A Fecomércio também afirma que esse consumo menor e endividamento serão passageiros, a depender dos dados da CNC sobre Intenção de Consumo das Famílias. Eles indicam uma recuperação gradual a partir do segundo semestre do ano passado: o Paraná marcou 95,5 pontos — 77,8 foi a média nacional. A escala é de 0 a 200, sendo 100 um número mínimo ideal.

O que fazer quando se está endividado

1. Quite as dívidas diretamente com os credores — financeiras, bancos, cartões, lojas e fornecedores —, sem ajuda de empresas especializadas.

2. Nunca recorra ao agiota para pagar uma dívida. Isso faz com que você assuma outra de valor maior.

3. Procure substituir dívidas com juros maiores, por financiamentos com juros menores, por exemplo, evite a utilização do limite do cheque especial ou o pagamento do mínimo no cartão de crédito, optando por empréstimo consignado, pois os juros são mais baixos.

4. Negocie prazos maiores para pagamento, em parcelas menores ou abatimento substancial para a liquidação da dívida à vista.

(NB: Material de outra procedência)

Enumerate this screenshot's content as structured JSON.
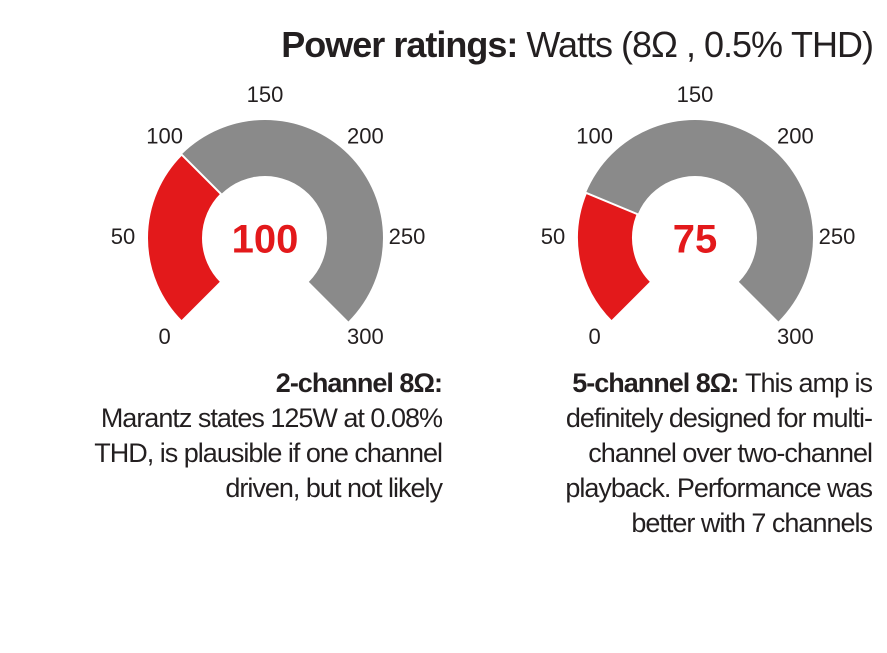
{
  "title": "Power ratings:",
  "subtitle": "Watts (8Ω , 0.5% THD)",
  "chart_data": [
    {
      "type": "gauge",
      "value": 100,
      "lim": [
        0,
        300
      ],
      "ticks": [
        0,
        50,
        100,
        150,
        200,
        250,
        300
      ],
      "color": "#e3191b",
      "track_color": "#8a8a8a",
      "caption_title": "2-channel 8Ω:",
      "caption": "Marantz states 125W at 0.08% THD, is plausible if one channel driven, but not likely"
    },
    {
      "type": "gauge",
      "value": 75,
      "lim": [
        0,
        300
      ],
      "ticks": [
        0,
        50,
        100,
        150,
        200,
        250,
        300
      ],
      "color": "#e3191b",
      "track_color": "#8a8a8a",
      "caption_title": "5-channel 8Ω:",
      "caption": "This amp is definitely designed for multi-channel over two-channel playback. Performance was better with 7 channels"
    }
  ]
}
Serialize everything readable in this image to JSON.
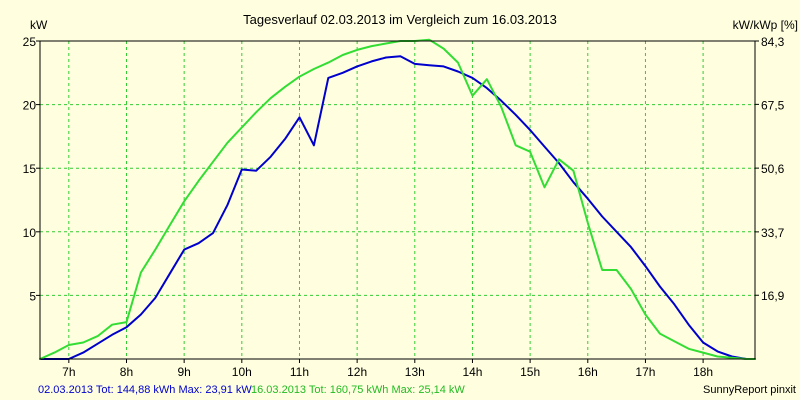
{
  "chart_data": {
    "type": "line",
    "title": "Tagesverlauf 02.03.2013 im Vergleich zum 16.03.2013",
    "ylabel_left": "kW",
    "ylabel_right": "kW/kWp [%]",
    "x_ticks": [
      "7h",
      "8h",
      "9h",
      "10h",
      "11h",
      "12h",
      "13h",
      "14h",
      "15h",
      "16h",
      "17h",
      "18h"
    ],
    "x_tick_values": [
      7,
      8,
      9,
      10,
      11,
      12,
      13,
      14,
      15,
      16,
      17,
      18
    ],
    "xlim": [
      6.5,
      18.9
    ],
    "ylim_left": [
      0,
      25
    ],
    "y_ticks_left": [
      5,
      10,
      15,
      20,
      25
    ],
    "ylim_right": [
      0,
      84.3
    ],
    "y_ticks_right": [
      "16,9",
      "33,7",
      "50,6",
      "67,5",
      "84,3"
    ],
    "y_tick_values_right": [
      16.9,
      33.7,
      50.6,
      67.5,
      84.3
    ],
    "grid": true,
    "series": [
      {
        "name": "02.03.2013",
        "color": "#0000cc",
        "x": [
          6.5,
          6.75,
          7.0,
          7.25,
          7.5,
          7.75,
          8.0,
          8.25,
          8.5,
          8.75,
          9.0,
          9.25,
          9.5,
          9.75,
          10.0,
          10.25,
          10.5,
          10.75,
          11.0,
          11.25,
          11.5,
          11.75,
          12.0,
          12.25,
          12.5,
          12.75,
          13.0,
          13.25,
          13.5,
          13.75,
          14.0,
          14.25,
          14.5,
          14.75,
          15.0,
          15.25,
          15.5,
          15.75,
          16.0,
          16.25,
          16.5,
          16.75,
          17.0,
          17.25,
          17.5,
          17.75,
          18.0,
          18.25,
          18.5,
          18.75,
          18.9
        ],
        "values": [
          0,
          0,
          0,
          0.5,
          1.2,
          1.9,
          2.5,
          3.5,
          4.8,
          6.7,
          8.6,
          9.1,
          9.9,
          12.1,
          14.9,
          14.8,
          15.9,
          17.3,
          19.0,
          16.8,
          22.1,
          22.5,
          23.0,
          23.4,
          23.7,
          23.8,
          23.2,
          23.1,
          23.0,
          22.6,
          22.1,
          21.3,
          20.3,
          19.2,
          18.0,
          16.7,
          15.4,
          13.9,
          12.6,
          11.2,
          10.0,
          8.8,
          7.3,
          5.7,
          4.3,
          2.7,
          1.3,
          0.6,
          0.2,
          0,
          0
        ]
      },
      {
        "name": "16.03.2013",
        "color": "#33dd33",
        "x": [
          6.5,
          6.75,
          7.0,
          7.25,
          7.5,
          7.75,
          8.0,
          8.25,
          8.5,
          8.75,
          9.0,
          9.25,
          9.5,
          9.75,
          10.0,
          10.25,
          10.5,
          10.75,
          11.0,
          11.25,
          11.5,
          11.75,
          12.0,
          12.25,
          12.5,
          12.75,
          13.0,
          13.25,
          13.5,
          13.75,
          14.0,
          14.25,
          14.5,
          14.75,
          15.0,
          15.25,
          15.5,
          15.75,
          16.0,
          16.25,
          16.5,
          16.75,
          17.0,
          17.25,
          17.5,
          17.75,
          18.0,
          18.25,
          18.5,
          18.75,
          18.9
        ],
        "values": [
          0,
          0.5,
          1.1,
          1.3,
          1.8,
          2.7,
          2.9,
          6.8,
          8.6,
          10.5,
          12.4,
          14.0,
          15.5,
          17.0,
          18.2,
          19.4,
          20.5,
          21.4,
          22.2,
          22.8,
          23.3,
          23.9,
          24.3,
          24.6,
          24.8,
          25.0,
          25.0,
          25.1,
          24.4,
          23.3,
          20.7,
          22.0,
          19.8,
          16.8,
          16.3,
          13.5,
          15.7,
          14.8,
          10.7,
          7.0,
          7.0,
          5.5,
          3.5,
          2.0,
          1.4,
          0.8,
          0.5,
          0.2,
          0.1,
          0,
          0
        ]
      }
    ]
  },
  "footer": {
    "series1_text": "02.03.2013 Tot: 144,88 kWh Max: 23,91 kW",
    "series2_text": "16.03.2013 Tot: 160,75 kWh Max: 25,14 kW",
    "credit": "SunnyReport pinxit"
  }
}
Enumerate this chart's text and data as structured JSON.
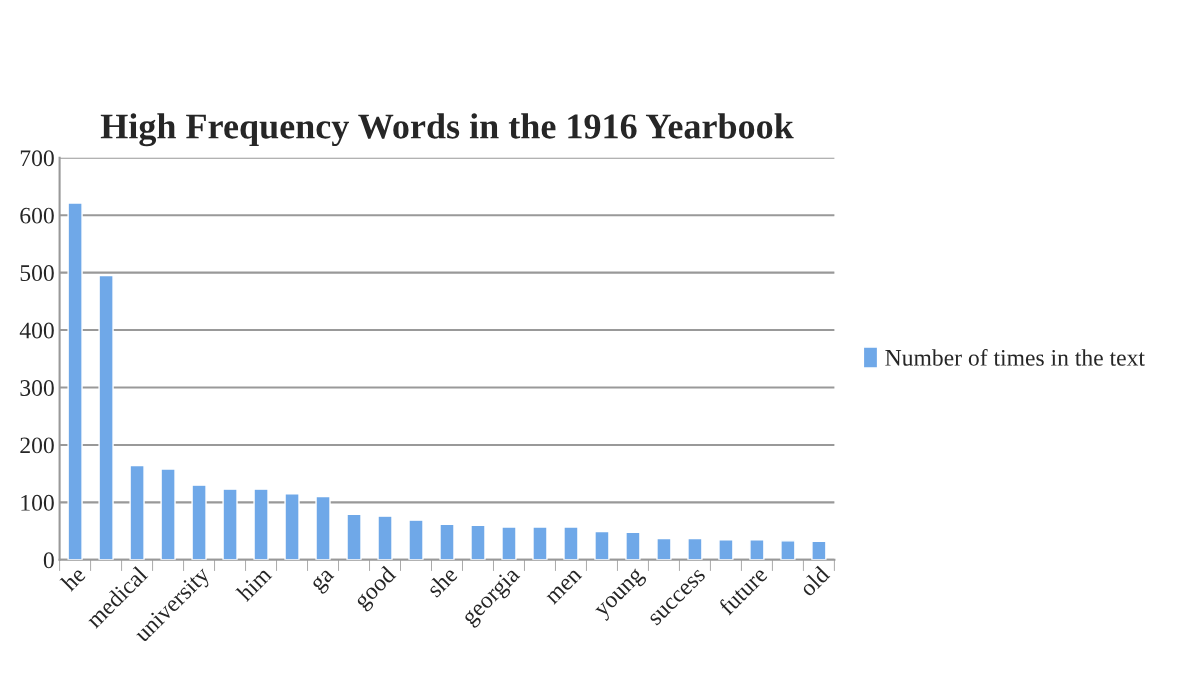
{
  "chart_data": {
    "type": "bar",
    "title": "High Frequency Words in the 1916 Yearbook",
    "categories": [
      "he",
      null,
      "medical",
      null,
      "university",
      null,
      "him",
      null,
      "ga",
      null,
      "good",
      null,
      "she",
      null,
      "georgia",
      null,
      "men",
      null,
      "young",
      null,
      "success",
      null,
      "future",
      null,
      "old"
    ],
    "series": [
      {
        "name": "Number of times in the text",
        "color": "#6fa8e8",
        "values": [
          621,
          495,
          164,
          158,
          130,
          123,
          123,
          115,
          110,
          79,
          76,
          69,
          62,
          60,
          57,
          57,
          57,
          49,
          48,
          37,
          37,
          35,
          35,
          33,
          32
        ]
      }
    ],
    "ylim": [
      0,
      700
    ],
    "yticks": [
      0,
      100,
      200,
      300,
      400,
      500,
      600,
      700
    ],
    "grid": "y",
    "legend": "right"
  }
}
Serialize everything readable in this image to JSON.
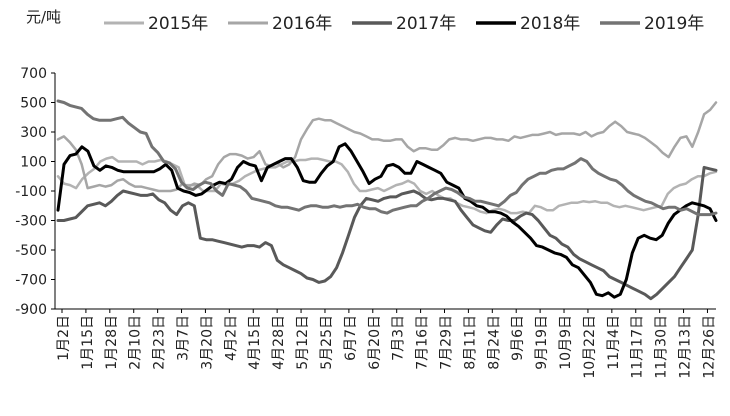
{
  "chart_data": {
    "type": "line",
    "unit_label": "元/吨",
    "ylim": [
      -900,
      700
    ],
    "y_ticks": [
      700,
      500,
      300,
      100,
      -100,
      -300,
      -500,
      -700,
      -900
    ],
    "grid": false,
    "legend_position": "top",
    "x_tick_labels": [
      "1月2日",
      "1月15日",
      "1月28日",
      "2月10日",
      "2月23日",
      "3月7日",
      "3月20日",
      "4月2日",
      "4月15日",
      "4月28日",
      "5月12日",
      "5月25日",
      "6月7日",
      "6月20日",
      "7月3日",
      "7月16日",
      "7月29日",
      "8月11日",
      "8月24日",
      "9月6日",
      "9月19日",
      "10月9日",
      "10月22日",
      "11月4日",
      "11月17日",
      "11月30日",
      "12月13日",
      "12月26日"
    ],
    "series": [
      {
        "name": "2015年",
        "color": "#b3b3b3",
        "width": 2.5,
        "values": [
          0,
          -50,
          -60,
          -80,
          -20,
          20,
          50,
          100,
          120,
          130,
          100,
          100,
          100,
          100,
          80,
          100,
          100,
          110,
          100,
          80,
          60,
          -60,
          -60,
          -60,
          -100,
          -100,
          -100,
          -50,
          -60,
          -50,
          -30,
          0,
          20,
          40,
          50,
          60,
          60,
          80,
          100,
          100,
          110,
          110,
          120,
          120,
          110,
          100,
          100,
          80,
          30,
          -50,
          -100,
          -100,
          -90,
          -80,
          -100,
          -80,
          -60,
          -50,
          -30,
          -50,
          -100,
          -120,
          -100,
          -130,
          -150,
          -150,
          -180,
          -200,
          -210,
          -220,
          -240,
          -250,
          -230,
          -220,
          -230,
          -250,
          -250,
          -240,
          -250,
          -200,
          -210,
          -230,
          -230,
          -200,
          -190,
          -180,
          -180,
          -170,
          -175,
          -170,
          -180,
          -180,
          -200,
          -210,
          -200,
          -210,
          -220,
          -230,
          -220,
          -210,
          -200,
          -120,
          -80,
          -60,
          -50,
          -20,
          0,
          0,
          20,
          30
        ]
      },
      {
        "name": "2016年",
        "color": "#a6a6a6",
        "width": 2.5,
        "values": [
          250,
          270,
          230,
          180,
          80,
          -80,
          -70,
          -60,
          -70,
          -60,
          -30,
          -20,
          -50,
          -70,
          -70,
          -80,
          -90,
          -100,
          -100,
          -100,
          -90,
          -50,
          -70,
          -50,
          -60,
          -20,
          0,
          80,
          130,
          150,
          150,
          140,
          120,
          130,
          170,
          80,
          70,
          90,
          60,
          80,
          130,
          250,
          320,
          380,
          390,
          380,
          380,
          360,
          340,
          320,
          300,
          290,
          270,
          250,
          250,
          240,
          240,
          250,
          250,
          200,
          170,
          190,
          190,
          180,
          180,
          210,
          250,
          260,
          250,
          250,
          240,
          250,
          260,
          260,
          250,
          250,
          240,
          270,
          260,
          270,
          280,
          280,
          290,
          300,
          280,
          290,
          290,
          290,
          280,
          300,
          270,
          290,
          300,
          340,
          370,
          340,
          300,
          290,
          280,
          260,
          230,
          200,
          160,
          130,
          200,
          260,
          270,
          200,
          300,
          420,
          450,
          500
        ]
      },
      {
        "name": "2017年",
        "color": "#595959",
        "width": 3,
        "values": [
          -300,
          -300,
          -290,
          -280,
          -240,
          -200,
          -190,
          -180,
          -200,
          -170,
          -130,
          -100,
          -110,
          -120,
          -130,
          -130,
          -120,
          -160,
          -180,
          -230,
          -260,
          -200,
          -180,
          -200,
          -420,
          -430,
          -430,
          -440,
          -450,
          -460,
          -470,
          -480,
          -470,
          -470,
          -480,
          -450,
          -470,
          -570,
          -600,
          -620,
          -640,
          -660,
          -690,
          -700,
          -720,
          -710,
          -680,
          -620,
          -520,
          -400,
          -280,
          -200,
          -150,
          -160,
          -170,
          -150,
          -140,
          -140,
          -120,
          -110,
          -100,
          -120,
          -150,
          -160,
          -150,
          -150,
          -160,
          -170,
          -230,
          -280,
          -330,
          -350,
          -370,
          -380,
          -330,
          -290,
          -300,
          -300,
          -270,
          -250,
          -260,
          -300,
          -350,
          -400,
          -420,
          -460,
          -480,
          -530,
          -560,
          -580,
          -600,
          -620,
          -640,
          -680,
          -700,
          -720,
          -740,
          -760,
          -780,
          -800,
          -830,
          -800,
          -760,
          -720,
          -680,
          -620,
          -560,
          -500,
          -260,
          60,
          50,
          40
        ]
      },
      {
        "name": "2018年",
        "color": "#000000",
        "width": 3,
        "values": [
          -230,
          80,
          140,
          150,
          200,
          170,
          70,
          40,
          70,
          60,
          40,
          30,
          30,
          30,
          30,
          30,
          30,
          50,
          80,
          40,
          -80,
          -100,
          -110,
          -130,
          -120,
          -90,
          -60,
          -40,
          -50,
          -20,
          60,
          100,
          80,
          70,
          -30,
          60,
          80,
          100,
          120,
          120,
          60,
          -30,
          -40,
          -40,
          20,
          70,
          100,
          200,
          220,
          170,
          100,
          30,
          -50,
          -20,
          0,
          70,
          80,
          60,
          20,
          20,
          100,
          80,
          60,
          40,
          20,
          -40,
          -60,
          -80,
          -150,
          -170,
          -200,
          -210,
          -240,
          -240,
          -250,
          -270,
          -310,
          -340,
          -380,
          -420,
          -470,
          -480,
          -500,
          -520,
          -530,
          -550,
          -600,
          -620,
          -670,
          -720,
          -800,
          -810,
          -790,
          -820,
          -800,
          -700,
          -520,
          -420,
          -400,
          -420,
          -430,
          -400,
          -320,
          -260,
          -230,
          -200,
          -180,
          -190,
          -200,
          -220,
          -300
        ]
      },
      {
        "name": "2019年",
        "color": "#737373",
        "width": 3,
        "values": [
          510,
          500,
          480,
          470,
          460,
          420,
          390,
          380,
          380,
          380,
          390,
          400,
          360,
          330,
          300,
          290,
          200,
          160,
          100,
          90,
          50,
          -40,
          -80,
          -90,
          -60,
          -40,
          -50,
          -100,
          -130,
          -50,
          -60,
          -70,
          -100,
          -150,
          -160,
          -170,
          -180,
          -200,
          -210,
          -210,
          -220,
          -230,
          -210,
          -200,
          -200,
          -210,
          -210,
          -200,
          -210,
          -200,
          -200,
          -190,
          -210,
          -220,
          -220,
          -240,
          -250,
          -230,
          -220,
          -210,
          -200,
          -200,
          -170,
          -150,
          -120,
          -100,
          -80,
          -90,
          -110,
          -140,
          -150,
          -170,
          -170,
          -180,
          -190,
          -200,
          -170,
          -130,
          -110,
          -60,
          -20,
          0,
          20,
          20,
          40,
          50,
          50,
          70,
          90,
          120,
          100,
          50,
          20,
          0,
          -20,
          -30,
          -60,
          -100,
          -130,
          -150,
          -170,
          -180,
          -200,
          -220,
          -210,
          -210,
          -230,
          -220,
          -240,
          -260,
          -260,
          -260,
          -250
        ]
      }
    ]
  }
}
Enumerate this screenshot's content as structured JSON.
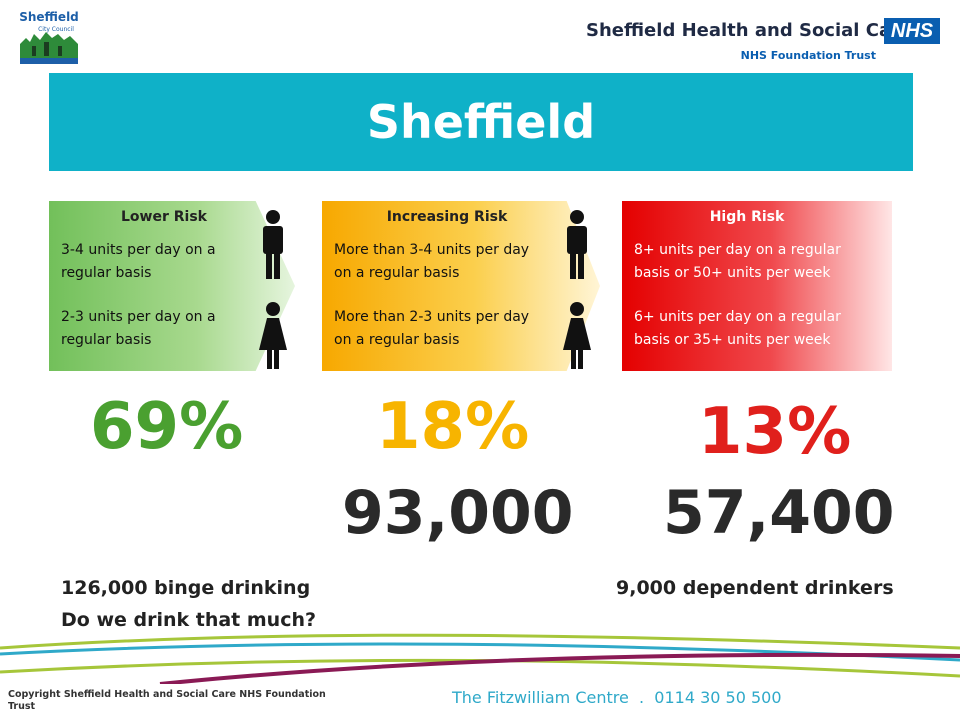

5. Ao ser cobrado por empresa especializada de serviços de cobrança, pague, além do principal, apenas os juros previstos em contrato. As demais despesas são de responsabilidade da empresa credora.

6. Exija, por escrito, tudo que foi combinado verbalmente.

7. Exija e guarde sempre os comprovantes de pagamentos efetuados.

8. Se o débito for decorrente de crediário ou cheque sem fundo e estiver em cartório, basta pagar o valor impresso na intimação.

9. Após a realização do acordo ou do pagamento do débito, seu nome deverá ser retirado de cadastros de inadimplentes no prazo de 48 horas contados da comprovação do pagamento, de acordo com a Lei Estadual 15967/08.